To do this, Merlin built its own highly parallelizing analysis tools, which it runs on a high-performance Oracle RAC (Real Application Cluster) installed on a rack of Dell PowerEdge 1850 and 2850 dual-core Xeon servers. Data storage is provided by EMC CLARiiON 2Gbps and 4Gbps FC storage towers. Sitting on top of Oracle is Merlin’s HPC task-scheduling software, also created in-house, and an Oracle data mart that serves as a temporary holding ground for frequently used data subsets, much like a cache. Most of the high-speed calculations run directly on the Oracle RAC, which is fronted by a series of BEA WebLogic app servers that take in requests from a set of redundant load balancers sitting behind the company’s customer-facing Apache Web servers. Sitting in front of each of the three layers are sets of redundant firewalls.
First, tightly coupled parallel processing via message passing was simply out of the question. Instead Merlin’s architects and programmers put tremendous effort into dividing processes in an “embarrassingly parallel” fashion without any interdependencies at all. This benefits scalability and reliability, as the high-speed, low-latency communications required for interprocess communications create scalability bottlenecks. They also require cutting-edge interconnects such as Myrinet and InfiniBand, which don’t have the reliability track record of Gigabit Ethernet.
“We didn’t want some new interconnect driver crashing the system,” Mohamed says, adding that straight Gigabit has also helped Merlin achieve considerable cost savings.
Reliability and enterprise-grade support fueled Merlin’s decision to stick with an Oracle RAC, which has high-quality fault-tolerant fail-over features; dual-processor Dell PowerEdge servers; high-end EMC CLARiiON FC storage; and F5 load balancers.
“There are lots of funky platforms for HPC out there and high-bandwidth data storage solutions that can pump data at amazing rates,” Mettke says. “The problem is that you end up dealing with lots of different vendors, some of whom can’t deliver the 24/7 enterprise-level support you need. That adds another element of risk.”
Finally, all code was written using Java, C++, and SQL.

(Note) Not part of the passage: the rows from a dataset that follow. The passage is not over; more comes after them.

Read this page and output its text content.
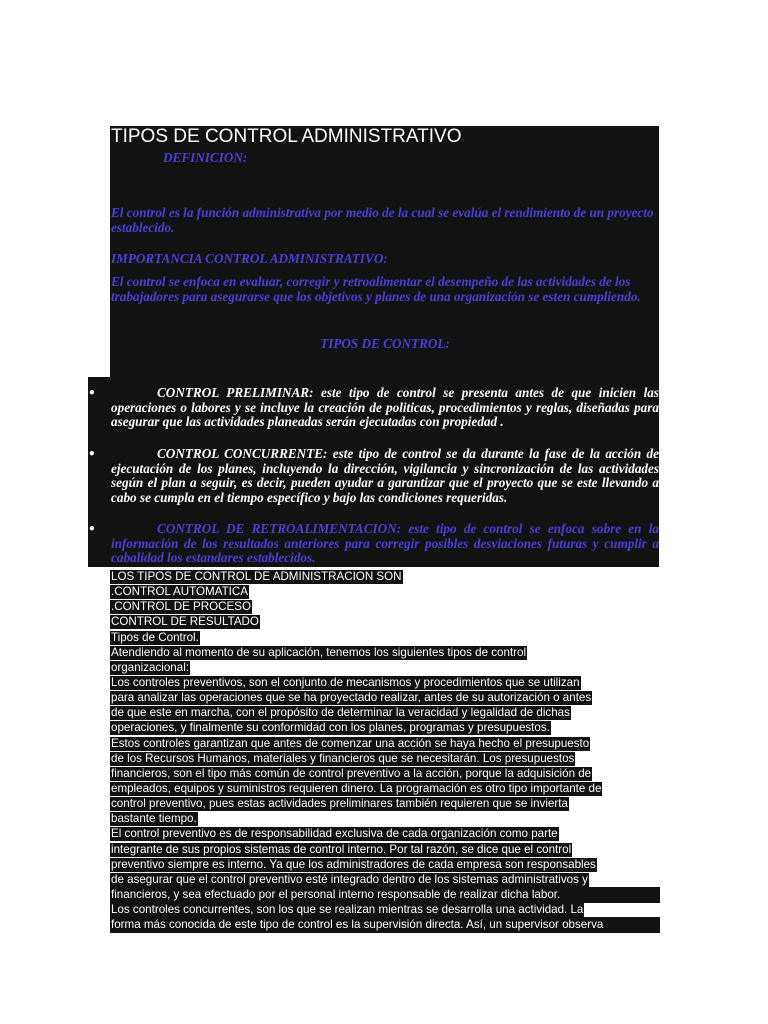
TIPOS DE CONTROL ADMINISTRATIVO
DEFINICION:
El control es la función administrativa por medio de la cual se evalúa el rendimiento de un proyecto establecido.
IMPORTANCIA CONTROL ADMINISTRATIVO:
El control se enfoca en evaluar, corregir y retroalimentar el desempeño de las actividades de los trabajadores para asegurarse que los objetivos y planes de una organización se esten cumpliendo.
TIPOS DE CONTROL:
•	CONTROL PRELIMINAR: este tipo de control se presenta antes de que inicien las operaciones o labores y se incluye la creación de politicas, procedimientos y reglas, diseñadas para asegurar que las actividades planeadas serán ejecutadas con propiedad .
•	CONTROL CONCURRENTE: este tipo de control se da durante la fase de la acción de ejecutación de los planes, incluyendo la dirección, vigilancia y sincronización de las actividades según el plan a seguir, es decir, pueden ayudar a garantizar que el proyecto que se este llevando a cabo se cumpla en el tiempo específico y bajo las condiciones requeridas.
•	CONTROL DE RETROALIMENTACION: este tipo de control se enfoca sobre en la información de los resultados anteriores para corregir posibles desviaciones futuras y cumplir a cabalidad los estandares establecidos.
LOS TIPOS DE CONTROL DE ADMINISTRACION SON
.CONTROL AUTOMATICA
.CONTROL DE PROCESO
CONTROL DE RESULTADO
Tipos de Control.
Atendiendo al momento de su aplicación, tenemos los siguientes tipos de control
organizacional:
Los controles preventivos, son el conjunto de mecanismos y procedimientos que se utilizan
para analizar las operaciones que se ha proyectado realizar, antes de su autorización o antes
de que este en marcha, con el propósito de determinar la veracidad y legalidad de dichas
operaciones, y finalmente su conformidad con los planes, programas y presupuestos.
Estos controles garantizan que antes de comenzar una acción se haya hecho el presupuesto
de los Recursos Humanos, materiales y financieros que se necesitarán. Los presupuestos
financieros, son el tipo más común de control preventivo a la acción, porque la adquisición de
empleados, equipos y suministros requieren dinero. La programación es otro tipo importante de
control preventivo, pues estas actividades preliminares también requieren que se invierta
bastante tiempo.
El control preventivo es de responsabilidad exclusiva de cada organización como parte
integrante de sus propios sistemas de control interno. Por tal razón, se dice que el control
preventivo siempre es interno. Ya que los administradores de cada empresa son responsables
de asegurar que el control preventivo esté integrado dentro de los sistemas administrativos y
financieros, y sea efectuado por el personal interno responsable de realizar dicha labor.
Los controles concurrentes, son los que se realizan mientras se desarrolla una actividad. La
forma más conocida de este tipo de control es la supervisión directa. Así, un supervisor observa
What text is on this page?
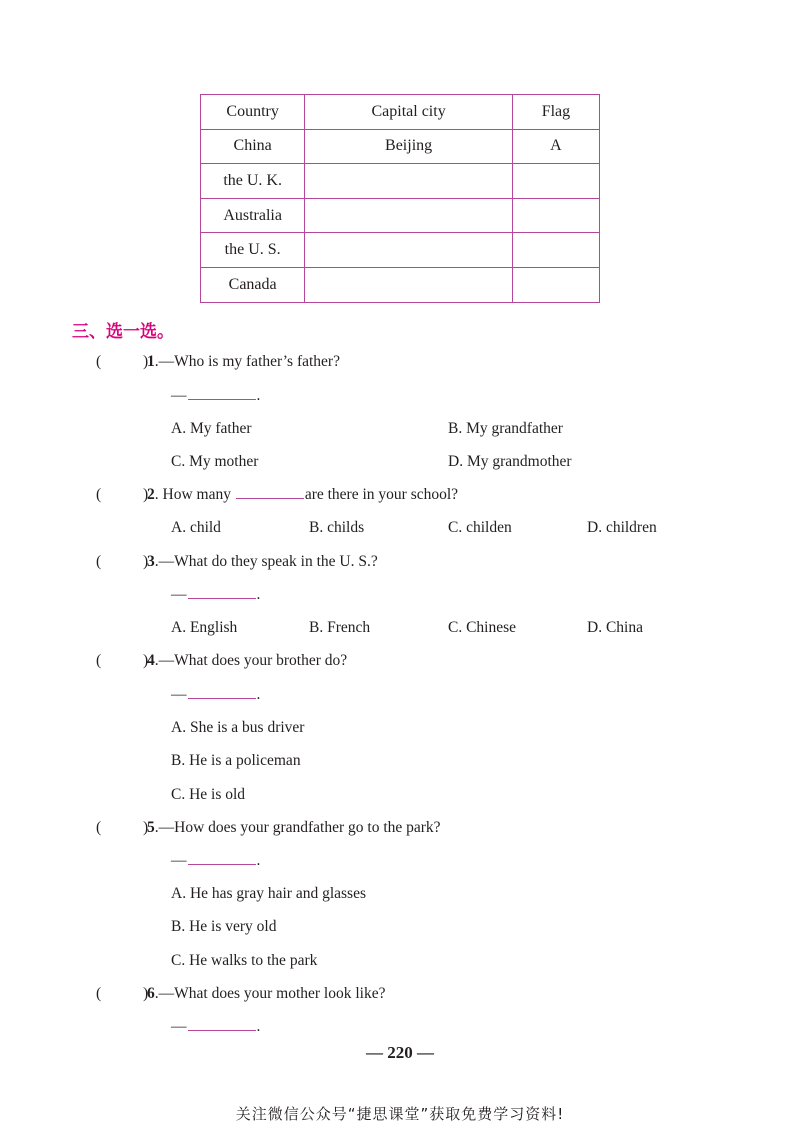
Country	Capital city	Flag
China	Beijing	A
the U. K.		
Australia		
the U. S.		
Canada		
三、选一选。
(	)
1.—Who is my father’s father?
—	.
A. My father	B. My grandfather
C. My mother	D. My grandmother
(	)
2. How many	are there in your school?
A. child	B. childs	C. childen	D. children
(	)
3.—What do they speak in the U. S.?
—	.
A. English	B. French	C. Chinese	D. China
(	)
4.—What does your brother do?
—	.
A. She is a bus driver
B. He is a policeman
C. He is old
(	)
5.—How does your grandfather go to the park?
—	.
A. He has gray hair and glasses
B. He is very old
C. He walks to the park
(	)
6.—What does your mother look like?
—	.
— 220 —
关注微信公众号“捷思课堂”获取免费学习资料!
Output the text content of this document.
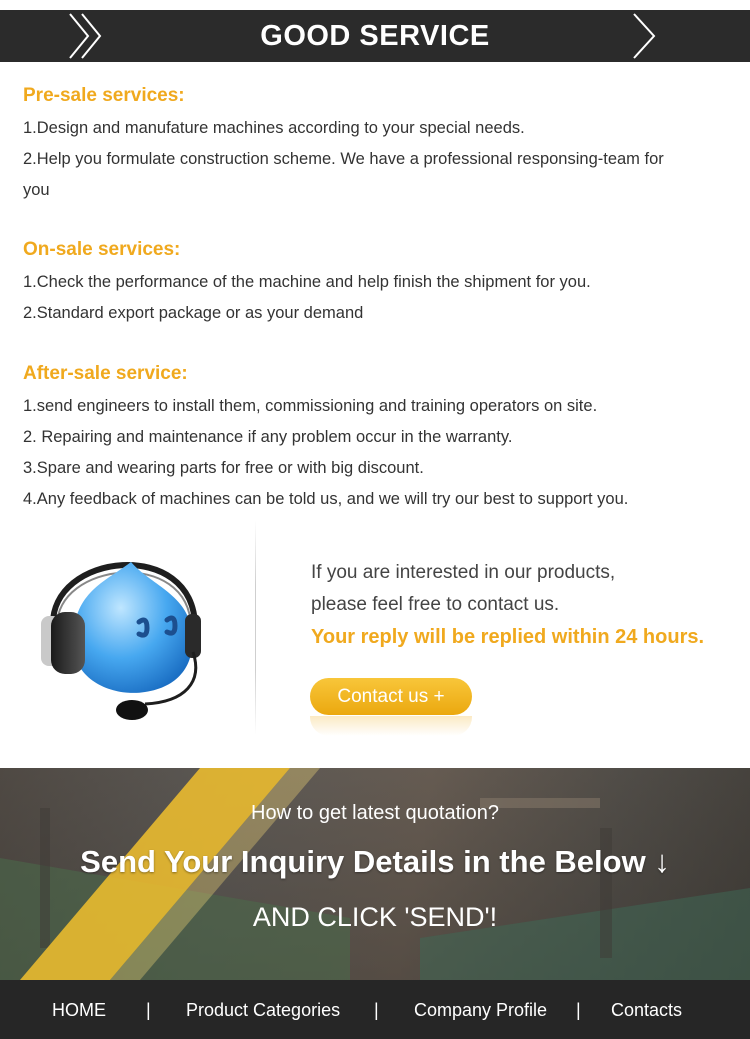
GOOD SERVICE
Pre-sale services:
1.Design and manufature machines according to your special needs.
2.Help you formulate construction scheme. We have a professional responsing-team for
you
On-sale services:
1.Check the performance of the machine and help finish the shipment for you.
2.Standard export package or as your demand
After-sale service:
1.send engineers to install them, commissioning and training operators on site.
2. Repairing and maintenance if any problem occur in the warranty.
3.Spare and wearing parts for free or with big discount.
4.Any feedback of machines can be told us, and we will try our best to support you.
If you are interested in our products,
please feel free to contact us.
Your reply will be replied within 24 hours.
Contact us +
How to get latest quotation?
Send Your Inquiry Details in the Below ↓
AND CLICK 'SEND'!
HOME | Product Categories | Company Profile | Contacts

“I’ve been on the other end running code written in Assembler on thousands of nodes,” Mettke says. “We want the speed, but not at the expense of system crashes in the middle of a trading day. You can claim you have the best cluster out there, but it doesn’t matter if there’s no show when it’s showtime.”
Mettke adds that the architecture of Merlin’s HPC infrastructure is constantly evolving to accommodate new data and applications.
Aerion gets HPC help
For organizations looking to get a cluster up and running quickly, enlisting the help of specialized Linux HPC hardware vendors such as Linux Networx and Verari Systems can cut down development time significantly. Not only do these companies sell and configure standard hardware, but they often have the expertise to deliver turnkey configurations with apps installed, tuned, and tested. Such was the case for Aerion, a small aeronautical engineering company that tapped Linux Networx to bring the upside of in-house HPC to its business of developing business jets.
Aerion, which works on the preliminary jet design process, relies on larger aerospace partners for design completion, as well as manufacturing and service. One of the company’s projects, an early-stage design for a supersonic business jet, required particularly demanding CFD (computational fluid dynamics) analysis.
“In many commercial subsonic transport projects, you can develop different parts of the jet independently, then put all the pieces together and refine the design,” says Aerion research engineer Andres Garzon. “But with supersonic jets, everything is so integrated and interactive that it’s really impractical to develop each element apart from the others.”
Of course, small organizations such as Aerion don’t always have the resources on hand to fly solo on HPC -- not to mention the fact that Aerion was also in the process of switching from Fluent to a series of powerful, free tools developed by NASA. So, when Garzon stumbled on a Linux Networx booth at an American Institute of Aeronautics and Astronautics meeting three years ago and the Linux Networx reps he spoke with offered to provide the hardware and much of the integration and testing work for the NASA apps Aerion wanted to use, Garzon took them up on the opportunity to get HPC up and running quickly.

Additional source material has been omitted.